For the Horned Frogs, though, this would be an especially cruel scenario. Lest we forget, TCU was left out of the playoff in 2014 because the Big 12 did not have a conference championship game — leading the conference to add one. That season, TCU went into the final week of games ranked fourth, beat Iowa State 55-3, then fell to sixth because Ohio State had won its conference title game and TCU did not play a conference title game. The Buckeyes went on to win the national title, so there is little memory, outside of Fort Worth, of the illogical way they got there.

AP

But consider this: If TCU loses to Kansas State this weekend, there is suddenly a case to leave out the Horned Frogs in favor of … Ohio State again! Only this time, it’s the reverse — the Buckeyes would be getting in because they did not even make their conference title game, and TCU would be excluded because they had to play an extra game.

The same scenario exists for USC, but that is slightly more palatable, at least in the sense that the Trojans already have a loss on their resume (by one point to Utah, their opponent on Friday night). If you wanted to make an argument for Ohio State over USC now, you could. (It would not be a good argument, but it at least exists.)

If there’s ever been a week to exemplify why conference title games are solely a cash grab, though, it’s this one: the week when playing one is an active disadvantage.

Leo’s last stand

Two years ago, nearly to the day, when Diego Maradona died, the outpouring of grief in Argentina was something to behold. The Argentine government declared three days of national mourning, thousands of people gathered in Buenos Aires — downtown, at La Bombonera, where he played for Boca Juniors; in Villa Fiorito, the neighborhood where he grew up.

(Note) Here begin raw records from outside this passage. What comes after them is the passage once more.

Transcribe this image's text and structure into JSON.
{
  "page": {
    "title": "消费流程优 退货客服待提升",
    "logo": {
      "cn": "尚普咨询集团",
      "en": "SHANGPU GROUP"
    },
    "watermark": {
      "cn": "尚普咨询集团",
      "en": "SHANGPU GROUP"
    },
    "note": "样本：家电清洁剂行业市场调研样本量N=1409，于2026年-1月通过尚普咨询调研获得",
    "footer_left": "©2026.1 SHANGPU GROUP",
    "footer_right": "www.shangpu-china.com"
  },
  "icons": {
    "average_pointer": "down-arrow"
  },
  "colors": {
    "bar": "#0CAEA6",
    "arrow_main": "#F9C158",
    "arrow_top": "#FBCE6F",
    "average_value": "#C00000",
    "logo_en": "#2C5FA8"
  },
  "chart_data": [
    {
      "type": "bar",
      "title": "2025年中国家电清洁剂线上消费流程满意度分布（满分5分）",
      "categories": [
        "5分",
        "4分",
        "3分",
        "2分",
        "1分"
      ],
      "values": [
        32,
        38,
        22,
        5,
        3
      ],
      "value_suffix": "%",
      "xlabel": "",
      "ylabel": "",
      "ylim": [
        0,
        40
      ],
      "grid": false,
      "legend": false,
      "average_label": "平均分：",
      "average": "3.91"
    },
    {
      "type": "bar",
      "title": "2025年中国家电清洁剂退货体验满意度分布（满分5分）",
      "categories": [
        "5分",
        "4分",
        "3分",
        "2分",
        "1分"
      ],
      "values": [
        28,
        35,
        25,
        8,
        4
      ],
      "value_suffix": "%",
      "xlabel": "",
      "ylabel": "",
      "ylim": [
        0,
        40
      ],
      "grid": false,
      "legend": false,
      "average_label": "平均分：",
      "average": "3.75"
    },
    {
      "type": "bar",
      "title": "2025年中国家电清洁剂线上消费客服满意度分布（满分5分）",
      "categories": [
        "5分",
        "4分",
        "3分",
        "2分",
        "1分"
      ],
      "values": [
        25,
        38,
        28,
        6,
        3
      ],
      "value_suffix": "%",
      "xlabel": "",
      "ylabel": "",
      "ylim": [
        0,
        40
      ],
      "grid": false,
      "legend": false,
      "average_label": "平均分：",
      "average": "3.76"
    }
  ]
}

It is hard, as an American, to properly behold what winning the World Cup means to a nation such as Argentina, but that is the sort of burden Lionel Messi will bear Wednesday, when the Argentines face potential elimination against Poland. This is the 35-year-old Messi’s last World Cup, his last chance to equal Maradona’s 1986 feat of victory, and Argentina came into the tournament as one of the favorites.

REUTERS

A disaster loss against Saudi Arabia later and they need a result in the last game of the group stage to advance. It’s possible, depending on what the Saudis do against Mexico, that a draw won’t be enough.

Messi has always been compared unfavorably to Maradona at home for a litany of reasons too expansive to get into here and too local to Argentina to accurately sum up from thousands of miles away. The national team’s relative lack of success with Messi as its talisman, though, is the biggest and most obvious.

Messi finally led his country to a major trophy in 2021, when Ángel Di María’s goal put them past Brazil in the Copa América. Argentina had lost the final of that particular tournament three times with Messi on the team (2007 to Brazil, 2015 and 2016 both to Chile), and lost the World Cup final in 2014 to Germany on Mario Götze’s extra time winner.

Messi has won countless more club trophies than Maradona, who played in Europe for a comparatively short 10 seasons and never won a European Cup with Napoli or Barcelona. But that has not earned him the kind of adoration at home that Maradona had.

Only one thing can, and he may lose his last chance at it on Wednesday.